Destroying the actual chemical or biological material is a task that may fall to agent defeat weapons being developed by the U.S. Navy and Lockheed Martin under a program originally dubbed Vulcan Fire and now spearheaded by the secretive U.S. Defense Threat Reduction Agency. The HTI-J-1000, as it is called, would be the fill inside the penetrating warhead used on the massive 2,000-pound GBU-24 laser-guided bomb and BLU-109 Joint Direct Attack Munition (JDAM) used to attack underground bunkers. The titanium boron lithium perchlorate intermetallic fill would ignite to become a high temperature incendiary (HTI) that relies on a series of chemical reactions to increase the temperature inside the targeted bunker to 1,000 degrees Fahrenheit, causing storage tanks to explode. The intense heat destroys biological and chemical agents inside the tanks. In addition, the HTI-J-1000 chemical reactions produce by-products like chlorine, fluorine and a variety of acids that neutralize chem/bio agents much as disinfectants would. All these reactions occur at very low pressure to prevent the chem/bio agents from dispersing into the surrounding area before they can be eliminated.

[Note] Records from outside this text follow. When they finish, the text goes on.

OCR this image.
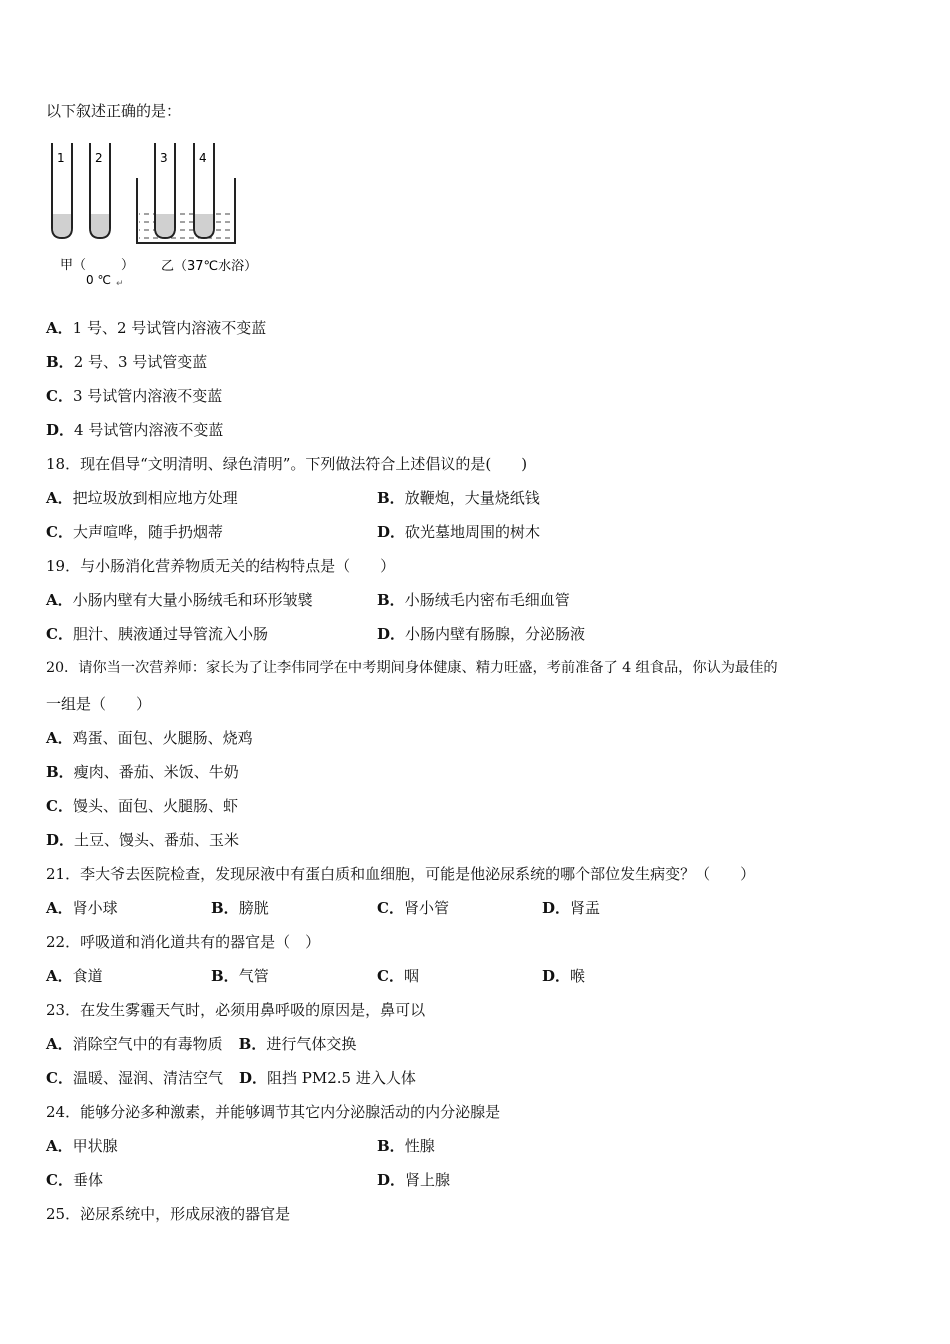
以下叙述正确的是：
1	2	3	4
甲（	）
0 ℃ ↵
乙（37℃水浴）
A．1 号、2 号试管内溶液不变蓝
B．2 号、3 号试管变蓝
C．3 号试管内溶液不变蓝
D．4 号试管内溶液不变蓝
18．现在倡导“文明清明、绿色清明”。下列做法符合上述倡议的是(　　)
A．把垃圾放到相应地方处理	B．放鞭炮，大量烧纸钱
C．大声喧哗，随手扔烟蒂	D．砍光墓地周围的树木
19．与小肠消化营养物质无关的结构特点是（　　）
A．小肠内壁有大量小肠绒毛和环形皱襞	B．小肠绒毛内密布毛细血管
C．胆汁、胰液通过导管流入小肠	D．小肠内壁有肠腺，分泌肠液
20．请你当一次营养师：家长为了让李伟同学在中考期间身体健康、精力旺盛，考前准备了 4 组食品，你认为最佳的
一组是（　　）
A．鸡蛋、面包、火腿肠、烧鸡
B．瘦肉、番茄、米饭、牛奶
C．馒头、面包、火腿肠、虾
D．土豆、馒头、番茄、玉米
21．李大爷去医院检查，发现尿液中有蛋白质和血细胞，可能是他泌尿系统的哪个部位发生病变？（　　）
A．肾小球	B．膀胱	C．肾小管	D．肾盂
22．呼吸道和消化道共有的器官是（　）
A．食道	B．气管	C．咽	D．喉
23．在发生雾霾天气时，必须用鼻呼吸的原因是，鼻可以
A．消除空气中的有毒物质 B．进行气体交换
C．温暖、湿润、清洁空气 D．阻挡 PM2.5 进入人体
24．能够分泌多种激素，并能够调节其它内分泌腺活动的内分泌腺是
A．甲状腺	B．性腺
C．垂体	D．肾上腺
25．泌尿系统中，形成尿液的器官是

Twenty HTI-J-1000 weapons were scheduled for readiness by 2004, so prototypes are probably available if needed for a war in Iraq, eerily following the same development cycle as the prototypical microwave weapons used in the Gulf War and the thermobaric bombs used in Afghanistan. Whether these weapons prove to be the magic bullets needed against chem/bio weapons, however, remains to be seen.